Since AFAIK in-context learning functions pretty similarly to fine-tuning (though I haven’t looked into this much), it’s not clear to me why Chollet sees online fine-tuning as deeply different from few-shot prompting. Certainly few-shot prompting works extremely well for many tasks; maybe it just empirically doesn’t help much on this one?
As per “Transformers learn in-context by gradient descent”, which Gwern also mentions in the comment that @quetzal_rainbow links here.
Looking at how gpt-4 did on the benchmark when I gave it some screenshots, the thing it failed at was the visual “pattern matching” (things completely solved by my system 1) rather than the abstract reasoning.

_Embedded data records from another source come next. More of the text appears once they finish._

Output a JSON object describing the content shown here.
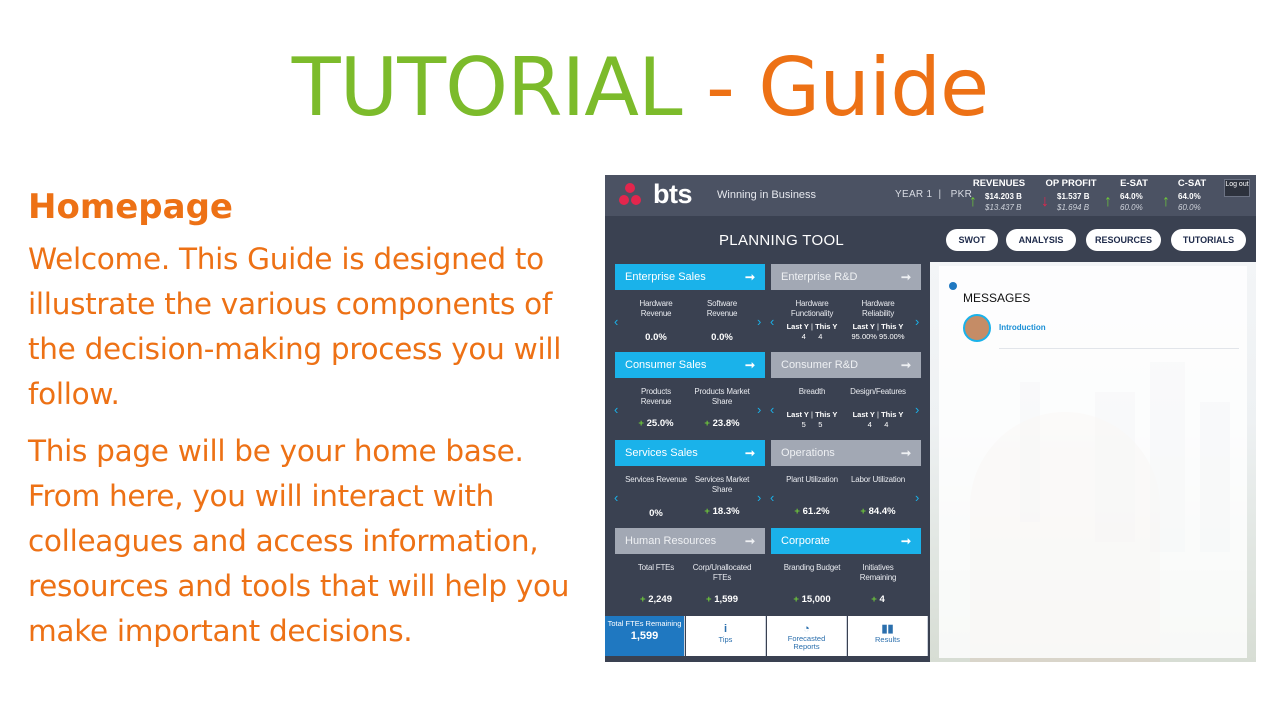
{
  "slide": {
    "title_part1": "TUTORIAL",
    "title_sep": " - ",
    "title_part2": "Guide",
    "heading": "Homepage",
    "paragraphs": [
      "Welcome. This Guide is designed to illustrate the various components of the decision-making process you will follow.",
      "This page will be your home base. From here, you will interact with colleagues and access information, resources and tools that will help you make important decisions."
    ],
    "colors": {
      "green": "#7cbb2b",
      "orange": "#ed7115"
    }
  },
  "app": {
    "logo": "bts",
    "tagline": "Winning in Business",
    "year": "YEAR 1",
    "team": "PKR",
    "logout": "Log out",
    "kpis": [
      {
        "label": "REVENUES",
        "value": "$14.203 B",
        "prev": "$13.437 B",
        "trend": "up"
      },
      {
        "label": "OP PROFIT",
        "value": "$1.537 B",
        "prev": "$1.694 B",
        "trend": "down"
      },
      {
        "label": "E-SAT",
        "value": "64.0%",
        "prev": "60.0%",
        "trend": "up"
      },
      {
        "label": "C-SAT",
        "value": "64.0%",
        "prev": "60.0%",
        "trend": "up"
      }
    ],
    "planning_title": "PLANNING TOOL",
    "nav_buttons": [
      "SWOT",
      "ANALYSIS",
      "RESOURCES",
      "TUTORIALS"
    ],
    "cards": [
      {
        "title": "Enterprise Sales",
        "active": true,
        "metrics": [
          {
            "label": "Hardware Revenue",
            "value": "0.0%"
          },
          {
            "label": "Software Revenue",
            "value": "0.0%"
          }
        ]
      },
      {
        "title": "Enterprise R&D",
        "active": false,
        "metrics": [
          {
            "label": "Hardware Functionality",
            "ly": "4",
            "ty": "4"
          },
          {
            "label": "Hardware Reliability",
            "ly": "95.00%",
            "ty": "95.00%"
          }
        ]
      },
      {
        "title": "Consumer Sales",
        "active": true,
        "metrics": [
          {
            "label": "Products Revenue",
            "value": "25.0%"
          },
          {
            "label": "Products Market Share",
            "value": "23.8%"
          }
        ]
      },
      {
        "title": "Consumer R&D",
        "active": false,
        "metrics": [
          {
            "label": "Breadth",
            "ly": "5",
            "ty": "5"
          },
          {
            "label": "Design/Features",
            "ly": "4",
            "ty": "4"
          }
        ]
      },
      {
        "title": "Services Sales",
        "active": true,
        "metrics": [
          {
            "label": "Services Revenue",
            "value": "0%"
          },
          {
            "label": "Services Market Share",
            "value": "18.3%"
          }
        ]
      },
      {
        "title": "Operations",
        "active": false,
        "metrics": [
          {
            "label": "Plant Utilization",
            "value": "61.2%"
          },
          {
            "label": "Labor Utilization",
            "value": "84.4%"
          }
        ]
      },
      {
        "title": "Human Resources",
        "active": false,
        "metrics": [
          {
            "label": "Total FTEs",
            "value": "2,249"
          },
          {
            "label": "Corp/Unallocated FTEs",
            "value": "1,599"
          }
        ]
      },
      {
        "title": "Corporate",
        "active": true,
        "metrics": [
          {
            "label": "Branding Budget",
            "value": "15,000"
          },
          {
            "label": "Initiatives Remaining",
            "value": "4"
          }
        ]
      }
    ],
    "ly_label": "Last Y",
    "ty_label": "This Y",
    "bottom_buttons": [
      {
        "label": "Total FTEs Remaining",
        "value": "1,599",
        "icon": "people-icon"
      },
      {
        "label": "Tips",
        "icon": "info-icon"
      },
      {
        "label": "Forecasted Reports",
        "icon": "pie-chart-icon"
      },
      {
        "label": "Results",
        "icon": "bar-chart-icon"
      }
    ],
    "messages_title": "MESSAGES",
    "message_items": [
      "Introduction"
    ],
    "colors": {
      "accent": "#1ab2ea",
      "panel": "#3a4151",
      "positive": "#6ec83a",
      "negative": "#e2264d"
    }
  }
}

Yes, the point is that it can’t pattern match because it has never seen such examples. And, as humans, we are able to do well on the task because we don’t simply rely on pattern matching, we use system 2 reasoning (in addition) to do well on such a novel task. Given that the deep learning model relies on pattern matching, it can’t do the task.
I think humans just have a better visual cortex and expect this benchmark too to just fall with scale.
As Chollet says in the podcast, we will see if multimodal models crack ARC in the next year, but I think researchers should start paying attention rather than dismissing if they are incapable of doing so in the next year.
But for now, “LLMs do fine with processing ARC-like data by simply fine-tuning an LLM on subsets of the task and then testing it on small variation.” It encodes solution programs just fine for tasks it has seen before. It doesn’t seem to be an issue of parsing the input or figuring out the program. For ARC, you need to synthesize a new solution program on the fly for each new task.
Would it change your mind if gpt-4 was able to do the grid tasks if I manually transcribed them to different tokens? I tried to manually let gpt-4 turn the image to a python array, but it indeed has trouble performing just that task alone.
For concreteness. In this task it fails to recognize that all of the cells get filled, not only the largest one. To me that gives the impression that the image is just not getting compressed really well and the reasoning gpt-4 is doing is just fine.